En fait, quand les sociétés se complexifient, l'espérance de vie remonte, et d'après l'étude citée plus haut, elle dépasse alors celle du paléolithique.
La qualité de l'état de santé des chasseurs-cueilleurs et la dégradation liée à l'agriculture s'expliquent de la façon suivante : l'alimentation humaine n'a pas changé dans ses grandes caractéristiques entre -2 000 000 d'années et - 10 000 ans. Homo Sapiens, apparaissant vers - 200 000, est le fruit d'une lente évolution dans des conditions précises. Il est génétiquement parfaitement adapté à son environnement alimentaire. Le changement brutal d'alimentation lié au passage à l'agriculture ne lui permet pas de s'adapter génétiquement. Il y a des adaptations, mais elles ne sont que fonctionnelles et épigénétiques. Par exemple, les adultes conservent la capacité de digérer les produits laitiers, mais ces produits laitiers causent quand même quelques soucis.
Deux autres aspects sont fondamentaux pour le développement d'épidémies : l'accroissement de la densité de population, et l'élevage, qui est un réservoir important de pathogènes.
Il n'y a pas du tout contradiction entre un état de santé individuel dégradé et le développement de civilisations.

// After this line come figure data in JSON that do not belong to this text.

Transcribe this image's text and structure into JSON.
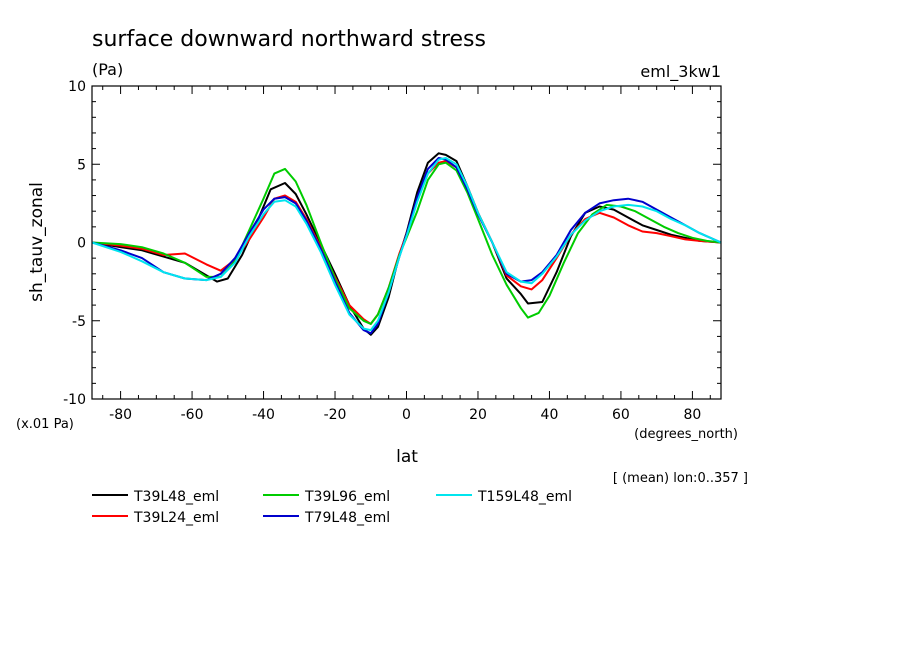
{
  "chart_data": {
    "type": "line",
    "title": "surface downward northward stress",
    "units": "(Pa)",
    "run_label": "eml_3kw1",
    "xlabel": "lat",
    "x_units": "(degrees_north)",
    "ylabel": "sh_tauv_zonal",
    "y_scale_note": "(x.01 Pa)",
    "averaging_note": "[ (mean) lon:0..357 ]",
    "xlim": [
      -88,
      88
    ],
    "ylim": [
      -10,
      10
    ],
    "x_ticks": [
      -80,
      -60,
      -40,
      -20,
      0,
      20,
      40,
      60,
      80
    ],
    "x_tick_labels": [
      "-80",
      "-60",
      "-40",
      "-20",
      "0",
      "20",
      "40",
      "60",
      "80"
    ],
    "y_ticks": [
      -10,
      -5,
      0,
      5,
      10
    ],
    "y_tick_labels": [
      "-10",
      "-5",
      "0",
      "5",
      "10"
    ],
    "grid": false,
    "legend_position": "bottom",
    "series": [
      {
        "name": "T39L48_eml",
        "color": "#000000",
        "x": [
          -88,
          -80,
          -74,
          -68,
          -62,
          -56,
          -53,
          -50,
          -46,
          -42,
          -38,
          -34,
          -31,
          -28,
          -24,
          -20,
          -16,
          -12,
          -10,
          -8,
          -5,
          -2,
          0,
          3,
          6,
          9,
          11,
          14,
          17,
          20,
          24,
          28,
          32,
          34,
          38,
          42,
          46,
          50,
          54,
          58,
          62,
          66,
          70,
          74,
          78,
          82,
          88
        ],
        "y": [
          0,
          -0.3,
          -0.5,
          -0.9,
          -1.3,
          -2.1,
          -2.5,
          -2.3,
          -0.8,
          1.2,
          3.4,
          3.8,
          3.1,
          1.8,
          -0.1,
          -2.0,
          -4.0,
          -5.5,
          -5.9,
          -5.4,
          -3.5,
          -0.8,
          0.6,
          3.2,
          5.1,
          5.7,
          5.6,
          5.2,
          3.6,
          1.9,
          0,
          -2.3,
          -3.3,
          -3.9,
          -3.8,
          -1.9,
          0.4,
          1.9,
          2.3,
          2.1,
          1.6,
          1.1,
          0.8,
          0.5,
          0.3,
          0.1,
          0
        ]
      },
      {
        "name": "T39L24_eml",
        "color": "#ff0000",
        "x": [
          -88,
          -80,
          -74,
          -68,
          -62,
          -56,
          -52,
          -48,
          -44,
          -40,
          -37,
          -34,
          -31,
          -28,
          -24,
          -20,
          -16,
          -12,
          -10,
          -8,
          -5,
          -2,
          0,
          3,
          6,
          9,
          11,
          14,
          17,
          20,
          24,
          28,
          32,
          35,
          38,
          42,
          46,
          50,
          54,
          58,
          62,
          66,
          70,
          74,
          78,
          82,
          88
        ],
        "y": [
          0,
          -0.2,
          -0.4,
          -0.8,
          -0.7,
          -1.4,
          -1.8,
          -1.1,
          0.2,
          1.6,
          2.8,
          3.0,
          2.6,
          1.5,
          -0.3,
          -2.2,
          -4.0,
          -4.9,
          -5.2,
          -4.6,
          -2.9,
          -0.7,
          0.5,
          2.8,
          4.4,
          5.1,
          5.2,
          4.8,
          3.6,
          1.9,
          0,
          -2.1,
          -2.8,
          -3.0,
          -2.4,
          -1.0,
          0.5,
          1.5,
          1.9,
          1.6,
          1.1,
          0.7,
          0.6,
          0.4,
          0.2,
          0.1,
          0
        ]
      },
      {
        "name": "T39L96_eml",
        "color": "#00cc00",
        "x": [
          -88,
          -80,
          -74,
          -68,
          -62,
          -56,
          -52,
          -48,
          -44,
          -40,
          -37,
          -34,
          -31,
          -28,
          -24,
          -20,
          -16,
          -12,
          -10,
          -8,
          -5,
          -2,
          0,
          3,
          6,
          9,
          11,
          14,
          17,
          20,
          24,
          28,
          32,
          34,
          37,
          40,
          44,
          48,
          52,
          56,
          60,
          64,
          68,
          72,
          76,
          80,
          84,
          88
        ],
        "y": [
          0,
          -0.1,
          -0.3,
          -0.7,
          -1.3,
          -2.2,
          -2.2,
          -1.2,
          0.8,
          2.8,
          4.4,
          4.7,
          3.9,
          2.4,
          0,
          -2.3,
          -4.2,
          -5.0,
          -5.2,
          -4.6,
          -2.9,
          -0.8,
          0.3,
          2.0,
          4.0,
          5.0,
          5.1,
          4.6,
          3.2,
          1.5,
          -0.8,
          -2.7,
          -4.2,
          -4.8,
          -4.5,
          -3.4,
          -1.3,
          0.6,
          1.8,
          2.4,
          2.3,
          2.0,
          1.5,
          1.0,
          0.6,
          0.3,
          0.1,
          0
        ]
      },
      {
        "name": "T79L48_eml",
        "color": "#0000cc",
        "x": [
          -88,
          -80,
          -74,
          -68,
          -62,
          -56,
          -52,
          -48,
          -44,
          -40,
          -37,
          -34,
          -31,
          -28,
          -24,
          -20,
          -16,
          -12,
          -10,
          -8,
          -5,
          -2,
          0,
          3,
          6,
          9,
          11,
          14,
          17,
          20,
          24,
          28,
          32,
          35,
          38,
          42,
          46,
          50,
          54,
          58,
          62,
          66,
          70,
          74,
          78,
          82,
          88
        ],
        "y": [
          0,
          -0.5,
          -1.0,
          -1.9,
          -2.3,
          -2.4,
          -2.0,
          -1.0,
          0.6,
          2.1,
          2.8,
          2.9,
          2.5,
          1.4,
          -0.4,
          -2.5,
          -4.5,
          -5.6,
          -5.8,
          -5.2,
          -3.2,
          -0.9,
          0.5,
          2.9,
          4.7,
          5.4,
          5.3,
          4.8,
          3.4,
          1.8,
          0,
          -2.0,
          -2.5,
          -2.4,
          -1.9,
          -0.8,
          0.8,
          1.9,
          2.5,
          2.7,
          2.8,
          2.6,
          2.1,
          1.6,
          1.1,
          0.6,
          0
        ]
      },
      {
        "name": "T159L48_eml",
        "color": "#00e5ee",
        "x": [
          -88,
          -80,
          -74,
          -68,
          -62,
          -56,
          -52,
          -48,
          -44,
          -40,
          -37,
          -34,
          -31,
          -28,
          -24,
          -20,
          -16,
          -12,
          -10,
          -8,
          -5,
          -2,
          0,
          3,
          6,
          9,
          11,
          14,
          17,
          20,
          24,
          28,
          32,
          35,
          38,
          42,
          46,
          50,
          54,
          58,
          62,
          66,
          70,
          74,
          78,
          82,
          88
        ],
        "y": [
          0,
          -0.6,
          -1.2,
          -1.9,
          -2.3,
          -2.4,
          -2.2,
          -1.3,
          0.4,
          1.8,
          2.6,
          2.7,
          2.3,
          1.2,
          -0.6,
          -2.7,
          -4.6,
          -5.5,
          -5.6,
          -5.0,
          -3.2,
          -0.9,
          0.4,
          2.6,
          4.4,
          5.3,
          5.4,
          5.0,
          3.6,
          1.9,
          0,
          -1.9,
          -2.5,
          -2.6,
          -2.0,
          -0.9,
          0.5,
          1.4,
          2.0,
          2.3,
          2.4,
          2.3,
          2.0,
          1.5,
          1.1,
          0.6,
          0
        ]
      }
    ]
  }
}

Au contraire, l'agriculture force les sociétés à se sédentariser et à s'organiser, donc à se complexifier. Elle les force à stocker, aussi : contrairement à la chasse et à la cueillette, la production est saisonnière, et doit être stockée. Le fait d'apprendre à stocker et d'avoir des produits conservables comme le grain est un avantage militaire considérable. On peut partir à la guerre avec des réserves et en nombre, ce que ne peuvent faire que très mal les chasseurs-cueilleurs. Tout ceci conduit à des sociétés qui peu à peu supplantent les chasseurs-cueilleurs.

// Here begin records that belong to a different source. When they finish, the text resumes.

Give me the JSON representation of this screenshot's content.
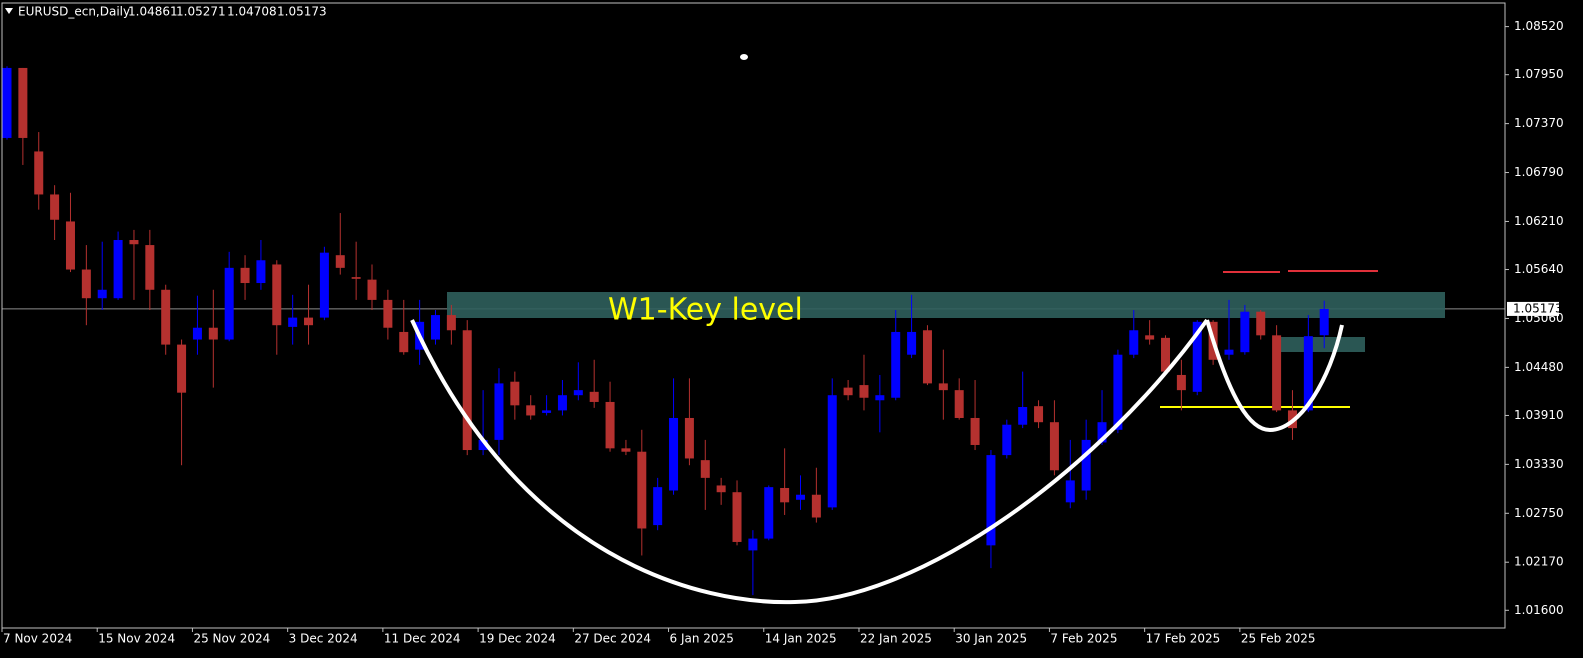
{
  "chart_data": {
    "type": "candlestick",
    "title": "EURUSD_ecn,Daily",
    "annotation": "W1-Key level",
    "bull_color": "#0000ff",
    "bear_color": "#b5312f",
    "ylim": [
      1.0139,
      1.088
    ],
    "yticks": [
      {
        "value": 1.0852,
        "label": "1.08520"
      },
      {
        "value": 1.0795,
        "label": "1.07950"
      },
      {
        "value": 1.0737,
        "label": "1.07370"
      },
      {
        "value": 1.0679,
        "label": "1.06790"
      },
      {
        "value": 1.0621,
        "label": "1.06210"
      },
      {
        "value": 1.0564,
        "label": "1.05640"
      },
      {
        "value": 1.0506,
        "label": "1.05060"
      },
      {
        "value": 1.0448,
        "label": "1.04480"
      },
      {
        "value": 1.0391,
        "label": "1.03910"
      },
      {
        "value": 1.0333,
        "label": "1.03330"
      },
      {
        "value": 1.0275,
        "label": "1.02750"
      },
      {
        "value": 1.0217,
        "label": "1.02170"
      },
      {
        "value": 1.016,
        "label": "1.01600"
      }
    ],
    "categories": [
      "7 Nov 2024",
      null,
      null,
      null,
      null,
      null,
      "15 Nov 2024",
      null,
      null,
      null,
      null,
      null,
      "25 Nov 2024",
      null,
      null,
      null,
      null,
      null,
      "3 Dec 2024",
      null,
      null,
      null,
      null,
      null,
      "11 Dec 2024",
      null,
      null,
      null,
      null,
      null,
      "19 Dec 2024",
      null,
      null,
      null,
      null,
      null,
      "27 Dec 2024",
      null,
      null,
      null,
      null,
      null,
      "6 Jan 2025",
      null,
      null,
      null,
      null,
      null,
      "14 Jan 2025",
      null,
      null,
      null,
      null,
      null,
      "22 Jan 2025",
      null,
      null,
      null,
      null,
      null,
      "30 Jan 2025",
      null,
      null,
      null,
      null,
      null,
      "7 Feb 2025",
      null,
      null,
      null,
      null,
      null,
      "17 Feb 2025",
      null,
      null,
      null,
      null,
      null,
      "25 Feb 2025",
      null,
      null,
      null,
      null,
      null
    ],
    "open": [
      1.072,
      1.0803,
      1.0704,
      1.0653,
      1.0621,
      1.0564,
      1.053,
      1.053,
      1.0599,
      1.0593,
      1.054,
      1.0475,
      1.0481,
      1.0495,
      1.0481,
      1.0566,
      1.0548,
      1.057,
      1.0496,
      1.0507,
      1.0507,
      1.0581,
      1.0555,
      1.0552,
      1.0528,
      1.049,
      1.0469,
      1.0481,
      1.051,
      1.0492,
      1.035,
      1.0362,
      1.0431,
      1.0403,
      1.0394,
      1.0397,
      1.0415,
      1.0419,
      1.0407,
      1.0352,
      1.0348,
      1.0261,
      1.0302,
      1.0388,
      1.0338,
      1.0308,
      1.03,
      1.0231,
      1.0245,
      1.0305,
      1.0291,
      1.0297,
      1.0282,
      1.0424,
      1.0427,
      1.0409,
      1.0412,
      1.0463,
      1.0492,
      1.0429,
      1.0421,
      1.0388,
      1.0237,
      1.0344,
      1.038,
      1.0402,
      1.0383,
      1.0288,
      1.0302,
      1.0359,
      1.0374,
      1.0463,
      1.0486,
      1.0483,
      1.0439,
      1.0419,
      1.0502,
      1.0463,
      1.0466,
      1.0514,
      1.0486,
      1.0397,
      1.0397,
      1.04861
    ],
    "high": [
      1.0805,
      1.0803,
      1.0727,
      1.0664,
      1.0655,
      1.0593,
      1.0597,
      1.0609,
      1.0611,
      1.0611,
      1.0546,
      1.0481,
      1.0533,
      1.054,
      1.0585,
      1.0581,
      1.0599,
      1.0575,
      1.0534,
      1.0546,
      1.0591,
      1.0631,
      1.0597,
      1.057,
      1.054,
      1.0528,
      1.0528,
      1.0516,
      1.0522,
      1.0504,
      1.0421,
      1.0447,
      1.0443,
      1.0415,
      1.0415,
      1.0433,
      1.0454,
      1.0457,
      1.0431,
      1.0362,
      1.0374,
      1.0317,
      1.0435,
      1.0435,
      1.0362,
      1.0317,
      1.0314,
      1.0255,
      1.0308,
      1.0352,
      1.032,
      1.0329,
      1.0435,
      1.0433,
      1.0463,
      1.0439,
      1.0516,
      1.0534,
      1.0498,
      1.0469,
      1.0435,
      1.0433,
      1.035,
      1.0386,
      1.0443,
      1.0409,
      1.0409,
      1.0362,
      1.0386,
      1.0421,
      1.0469,
      1.0516,
      1.0504,
      1.0486,
      1.0457,
      1.0504,
      1.0504,
      1.0528,
      1.0522,
      1.0516,
      1.0498,
      1.0421,
      1.051,
      1.05271
    ],
    "low": [
      1.0718,
      1.0688,
      1.0635,
      1.0599,
      1.0561,
      1.0498,
      1.0516,
      1.0528,
      1.0528,
      1.0516,
      1.0463,
      1.0332,
      1.0463,
      1.0424,
      1.0479,
      1.0528,
      1.054,
      1.0463,
      1.0475,
      1.0475,
      1.0504,
      1.0558,
      1.0528,
      1.0516,
      1.0481,
      1.0463,
      1.0451,
      1.0475,
      1.0475,
      1.0344,
      1.0344,
      1.0344,
      1.0386,
      1.0386,
      1.0391,
      1.0391,
      1.0409,
      1.04,
      1.0348,
      1.0344,
      1.0225,
      1.0255,
      1.0297,
      1.0332,
      1.0279,
      1.0285,
      1.0237,
      1.0178,
      1.0243,
      1.0273,
      1.0279,
      1.0264,
      1.0279,
      1.0409,
      1.0397,
      1.0371,
      1.0409,
      1.0459,
      1.0427,
      1.0386,
      1.0386,
      1.035,
      1.021,
      1.034,
      1.0376,
      1.0376,
      1.032,
      1.0281,
      1.0291,
      1.0356,
      1.037,
      1.0459,
      1.0475,
      1.0439,
      1.0397,
      1.0415,
      1.0451,
      1.0457,
      1.0463,
      1.0481,
      1.0395,
      1.0362,
      1.0395,
      1.04708
    ],
    "close": [
      1.0803,
      1.072,
      1.0653,
      1.0623,
      1.0564,
      1.053,
      1.054,
      1.0599,
      1.0594,
      1.054,
      1.0475,
      1.0418,
      1.0495,
      1.0481,
      1.0566,
      1.0548,
      1.0575,
      1.0498,
      1.0507,
      1.0498,
      1.0584,
      1.0566,
      1.0553,
      1.0528,
      1.0495,
      1.0466,
      1.0502,
      1.051,
      1.0492,
      1.035,
      1.0362,
      1.0429,
      1.0403,
      1.0391,
      1.0397,
      1.0415,
      1.0421,
      1.0407,
      1.0352,
      1.0348,
      1.0257,
      1.0306,
      1.0388,
      1.034,
      1.0317,
      1.03,
      1.0241,
      1.0245,
      1.0306,
      1.0288,
      1.0297,
      1.027,
      1.0415,
      1.0415,
      1.0412,
      1.0415,
      1.049,
      1.049,
      1.0429,
      1.0421,
      1.0388,
      1.0356,
      1.0344,
      1.038,
      1.0401,
      1.0383,
      1.0326,
      1.0314,
      1.0362,
      1.0383,
      1.0463,
      1.0492,
      1.0481,
      1.0443,
      1.0421,
      1.0502,
      1.0457,
      1.0469,
      1.0514,
      1.0486,
      1.0397,
      1.0376,
      1.0485,
      1.05173
    ]
  }
}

L'alimentation actuelle a fait un nouveau saut (dé)qualitatif, surtout depuis les années 60. On ne sait pas encore l'impact que ça aura sur l'espérance de vie, la dégradation étant rapide mais progressive, et la génération qui "fait" actuellement l'espérance de vie est née autour de 1930, époque où pas mal de facteurs favorables étaient en progression et où l'alimentation était encore de qualité. Or il y a une période de la vie cruciale, c'est celle de la constitution de l'individu, celle de sa croissance, de -9 mois à +18 ans environ. Les humains nés en 1930 ont passé leurs 20 premières années sans nourriture industrielle, et même s'ils en ont progressivement consommé de plus en plus, au final, ça n'a que très peu d'impact sur leur espérance de vie.